Holder of Note and Mortgage Had Standing to Pursue Foreclosure Action
Florida District Appellate Court decision (May 8, 2015)
In this case, in 2006 homeowners executed a promissory note secured by a mortgage on their property in favor of Option One Mortgage. The homeowners defaulted and, subsequent to the default, the original lender assigned the note to another party, Liquidation Properties, Inc. (LPI). In 2008, LPI commenced a foreclosure proceeding against the homeowners’ property. In 2012, another company, AS Lily, LLC was granted permission to amend the complaint that had been filed by LPI , and thereafter filed a First Amended Complaint to continue with the foreclosure action. Attached as exhibits to the First Amended Complaint were the note, mortgage, and a blank endorsement.
The homeowners sought summary judgment contending that AS Lily LLC was not a proper party and therefore, lacked standing to pursue the foreclosure action against their property. The lower court agreed and granted judgment in favor of the homeowners and AS Lily LLC appealed.

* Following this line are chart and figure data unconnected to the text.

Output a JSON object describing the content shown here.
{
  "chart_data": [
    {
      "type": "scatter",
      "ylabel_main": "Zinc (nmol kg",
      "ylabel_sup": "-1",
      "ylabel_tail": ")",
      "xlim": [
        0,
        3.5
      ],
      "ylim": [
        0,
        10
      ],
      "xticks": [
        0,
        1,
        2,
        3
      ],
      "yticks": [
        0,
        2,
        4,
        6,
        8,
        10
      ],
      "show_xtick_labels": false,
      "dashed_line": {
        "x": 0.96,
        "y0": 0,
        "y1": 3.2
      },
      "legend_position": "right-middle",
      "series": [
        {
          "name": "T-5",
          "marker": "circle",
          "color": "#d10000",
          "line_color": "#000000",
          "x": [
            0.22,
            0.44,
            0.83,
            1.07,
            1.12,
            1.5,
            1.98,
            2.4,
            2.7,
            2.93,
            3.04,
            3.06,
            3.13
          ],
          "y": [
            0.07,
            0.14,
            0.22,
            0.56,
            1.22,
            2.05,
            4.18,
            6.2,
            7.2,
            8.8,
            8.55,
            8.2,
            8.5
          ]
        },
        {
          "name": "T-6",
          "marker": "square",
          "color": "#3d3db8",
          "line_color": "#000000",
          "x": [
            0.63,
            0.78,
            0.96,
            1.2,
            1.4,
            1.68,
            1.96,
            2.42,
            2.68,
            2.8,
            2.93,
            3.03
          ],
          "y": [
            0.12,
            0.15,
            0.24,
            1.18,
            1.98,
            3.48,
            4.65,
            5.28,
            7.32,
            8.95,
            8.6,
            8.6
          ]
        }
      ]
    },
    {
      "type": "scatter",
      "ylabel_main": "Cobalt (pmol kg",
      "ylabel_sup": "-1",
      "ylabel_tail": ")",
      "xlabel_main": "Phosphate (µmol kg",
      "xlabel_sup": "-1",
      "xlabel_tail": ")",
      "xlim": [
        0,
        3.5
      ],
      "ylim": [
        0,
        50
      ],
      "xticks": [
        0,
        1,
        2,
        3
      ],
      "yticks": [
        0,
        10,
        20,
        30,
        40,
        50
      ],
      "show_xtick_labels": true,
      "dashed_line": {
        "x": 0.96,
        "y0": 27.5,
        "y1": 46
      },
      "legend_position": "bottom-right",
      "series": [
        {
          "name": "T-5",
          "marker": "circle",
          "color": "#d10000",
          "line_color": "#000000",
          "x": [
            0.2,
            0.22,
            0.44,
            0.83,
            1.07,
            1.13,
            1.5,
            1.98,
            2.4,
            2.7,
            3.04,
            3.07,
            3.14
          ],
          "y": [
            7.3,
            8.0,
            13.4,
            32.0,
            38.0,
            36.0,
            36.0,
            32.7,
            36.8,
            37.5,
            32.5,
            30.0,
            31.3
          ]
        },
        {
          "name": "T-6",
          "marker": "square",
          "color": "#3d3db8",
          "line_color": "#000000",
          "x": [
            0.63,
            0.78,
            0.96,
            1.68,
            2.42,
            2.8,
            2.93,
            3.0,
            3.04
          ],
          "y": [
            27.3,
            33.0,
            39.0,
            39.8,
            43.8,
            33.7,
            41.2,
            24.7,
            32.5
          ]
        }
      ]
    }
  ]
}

The appellate court found that, although AS Lily LLC was not the original lender, it was the holder of the note and mortgage at the time that the First Amended Complaint was filed with the attached note, mortgage and blank endorsement. As the holder of the note with a blank endorsement, when the operative complaint was filed in its name, AS Lily LLC had standing to pursue the foreclosure proceeding. Accordingly, the appellate court reversed the lower court’s judgment in favor of the homeowners.